Difference between traditional data and big data

By Priya Chetty on June 30, 2016

It has become important to create a new platform to fulfil the demand of organizations due to the challenges faced by traditional data. By leveraging the talent and collaborative efforts of the people and the resources, innovation in terms of managing massive amounts of data has become a tedious job for organisations. This can be fulfilled by implementing big data and its tools which are capable to store, analysing and processing large amounts of data at a very fast pace as compared to traditional data processing systems (Picciano 2012). Big data has become a big game-changer in today’s world. The major difference between traditional data and big data are discussed below.

Data architecture

Traditional data use centralized database architecture in which large and complex problems are solved by a single computer system. Centralised architecture is costly and ineffective to process a large amount of data. Big data is based on the distributed database architecture where a large block of data is solved by dividing it into several smaller sizes. Then the solution to a problem is computed by several different computers present in a given computer network. The computers communicate with each other in order to find the solution to a problem (Sun et al. 2014). The distributed database provides better computing, lower price and also improve performance as compared to the centralized database system. This is because centralized architecture is based on the mainframes which are not as economic as microprocessors in distributed database systems. Also, the distributed database has more computational power as compared to the centralized database system which is used to manage traditional data.

Types of data

Traditional database systems are based on structured data i.e. traditional data is stored in fixed format or fields in a file. Examples of unstructured data include Relational Database System (RDBMS) and the spreadsheets, which only answers the questions about what happened. The traditional database only provides an insight into a problem at a small level. However, in order to enhance the ability of an organization, to gain more insight into the data and also to know about metadata unstructured data is used (Fan et al. 2014). Big data uses semi-structured and unstructured data and improves the variety of the data gathered from different sources like customers, audiences or subscribers. After the collection, Bid data transforms into knowledge-based information (Parmar & Gupta 2015).

Volume of data

The traditional system database can store only a small amount of data ranging from gigabytes to terabytes. However, big data helps to store and process a large amount of data which consists of hundreds of terabytes of data or petabytes of data and beyond. The storage of a massive amount of data would reduce the overall cost for storing data and help in providing business intelligence (Polonetsky & Tene 2013).

Data schema

Big data uses the dynamic schema for data storage. Both the unstructured and structured information can be stored and any schema can be used since the schema is applied only after a query is generated. Big data is stored in raw format and then the schema is applied only when the data is to be read. This process is beneficial in preserving the information present in the data. The traditional database is based on the fixed schema which is static in nature. In a traditional database, data cannot be changed once it is saved and this is only done during write operations (Hu et al. 2014).

Data relationship

In the traditional database system relationship between the data, items can be explored easily as the number of information stored is small. However, big data contains massive or voluminous data which increase the level of difficulty in figuring out the relationship between the data items (Parmar & Gupta 2015).

Scaling

Scaling refers to the demand of the resources and servers required to carry out the computation. Big data is based on the scale-out architecture under which the distributed approaches for computing are employed with more than one server. So, the load of the computation is shared with a single application-based system. However, achieving scalability in the traditional database is very difficult because the traditional database runs on a single server and requires expensive servers to scale up (Provost & Fawcett 2013).
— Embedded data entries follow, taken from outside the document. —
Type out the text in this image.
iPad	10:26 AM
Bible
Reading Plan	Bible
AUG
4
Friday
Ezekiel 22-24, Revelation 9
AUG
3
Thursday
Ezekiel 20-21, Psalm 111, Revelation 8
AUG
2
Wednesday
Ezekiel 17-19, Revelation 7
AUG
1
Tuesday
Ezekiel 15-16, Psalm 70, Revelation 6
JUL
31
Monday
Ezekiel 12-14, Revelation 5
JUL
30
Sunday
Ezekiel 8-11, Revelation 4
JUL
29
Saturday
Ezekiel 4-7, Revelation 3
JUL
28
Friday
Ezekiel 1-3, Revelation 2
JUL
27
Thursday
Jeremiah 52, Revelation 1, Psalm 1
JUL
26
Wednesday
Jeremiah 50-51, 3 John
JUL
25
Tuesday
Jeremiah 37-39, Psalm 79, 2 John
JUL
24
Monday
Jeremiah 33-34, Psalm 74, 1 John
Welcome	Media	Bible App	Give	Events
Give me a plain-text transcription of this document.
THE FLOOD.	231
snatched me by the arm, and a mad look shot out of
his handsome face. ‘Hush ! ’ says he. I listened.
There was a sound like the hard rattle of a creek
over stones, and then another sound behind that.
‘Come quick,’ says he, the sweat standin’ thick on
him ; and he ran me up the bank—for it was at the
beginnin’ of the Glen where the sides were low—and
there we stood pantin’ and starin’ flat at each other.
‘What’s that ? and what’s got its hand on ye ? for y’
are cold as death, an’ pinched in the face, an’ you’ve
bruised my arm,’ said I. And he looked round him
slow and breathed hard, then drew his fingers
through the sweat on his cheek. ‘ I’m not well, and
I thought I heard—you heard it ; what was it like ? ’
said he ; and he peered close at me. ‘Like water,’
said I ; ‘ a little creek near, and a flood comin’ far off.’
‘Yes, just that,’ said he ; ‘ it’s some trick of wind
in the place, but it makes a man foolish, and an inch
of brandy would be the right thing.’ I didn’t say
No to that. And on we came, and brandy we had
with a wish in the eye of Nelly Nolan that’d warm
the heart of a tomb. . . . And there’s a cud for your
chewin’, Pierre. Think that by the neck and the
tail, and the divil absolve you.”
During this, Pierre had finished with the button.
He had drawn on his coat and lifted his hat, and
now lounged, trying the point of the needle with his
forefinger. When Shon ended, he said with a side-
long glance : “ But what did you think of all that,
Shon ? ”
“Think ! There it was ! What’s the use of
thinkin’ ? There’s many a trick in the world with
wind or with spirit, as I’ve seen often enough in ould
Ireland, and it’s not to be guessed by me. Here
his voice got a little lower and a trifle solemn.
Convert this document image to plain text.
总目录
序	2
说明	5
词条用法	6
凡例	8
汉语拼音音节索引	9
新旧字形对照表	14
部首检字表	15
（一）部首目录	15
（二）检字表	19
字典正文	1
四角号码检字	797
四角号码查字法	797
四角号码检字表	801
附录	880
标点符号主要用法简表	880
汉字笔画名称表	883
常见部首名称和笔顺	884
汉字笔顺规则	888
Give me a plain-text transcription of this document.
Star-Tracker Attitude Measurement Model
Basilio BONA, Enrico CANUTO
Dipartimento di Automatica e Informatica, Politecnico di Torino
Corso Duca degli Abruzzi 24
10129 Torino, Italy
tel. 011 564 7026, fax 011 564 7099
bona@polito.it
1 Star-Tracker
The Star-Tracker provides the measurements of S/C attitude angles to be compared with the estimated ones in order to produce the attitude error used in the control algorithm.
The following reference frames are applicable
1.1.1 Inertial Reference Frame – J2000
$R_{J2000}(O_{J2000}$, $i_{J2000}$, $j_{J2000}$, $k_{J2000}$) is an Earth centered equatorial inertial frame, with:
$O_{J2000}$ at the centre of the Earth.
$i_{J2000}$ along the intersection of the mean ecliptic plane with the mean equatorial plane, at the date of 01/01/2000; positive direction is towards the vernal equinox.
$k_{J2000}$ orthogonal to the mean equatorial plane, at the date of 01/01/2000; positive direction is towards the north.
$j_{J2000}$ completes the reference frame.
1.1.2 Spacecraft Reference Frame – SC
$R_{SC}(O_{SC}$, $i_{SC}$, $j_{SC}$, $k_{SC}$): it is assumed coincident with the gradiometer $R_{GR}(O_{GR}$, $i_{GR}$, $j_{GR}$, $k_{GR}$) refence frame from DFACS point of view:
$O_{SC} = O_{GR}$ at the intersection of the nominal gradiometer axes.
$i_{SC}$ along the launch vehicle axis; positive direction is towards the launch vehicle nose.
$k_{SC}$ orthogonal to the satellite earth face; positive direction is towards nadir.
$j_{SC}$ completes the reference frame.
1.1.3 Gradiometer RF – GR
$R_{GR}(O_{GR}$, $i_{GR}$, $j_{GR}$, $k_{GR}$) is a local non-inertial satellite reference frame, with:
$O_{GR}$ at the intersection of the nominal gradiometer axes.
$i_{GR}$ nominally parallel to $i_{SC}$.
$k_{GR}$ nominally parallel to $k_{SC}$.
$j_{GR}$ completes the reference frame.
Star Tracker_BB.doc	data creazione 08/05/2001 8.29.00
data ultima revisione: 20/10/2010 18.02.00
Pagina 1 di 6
Higher cost of traditional data

Traditional database system requires complex and expensive hardware and software in order to manage a large amount of data.  Also moving the data from one system to another requires more hardware and software resources which increases the cost significantly. While in the case of big data as the massive amount of data is segregated between various systems, the amount of data decreases. So the use of big data is quite simple, making use of commodity hardware and open-source software to process the data (CINNER et al. 2009).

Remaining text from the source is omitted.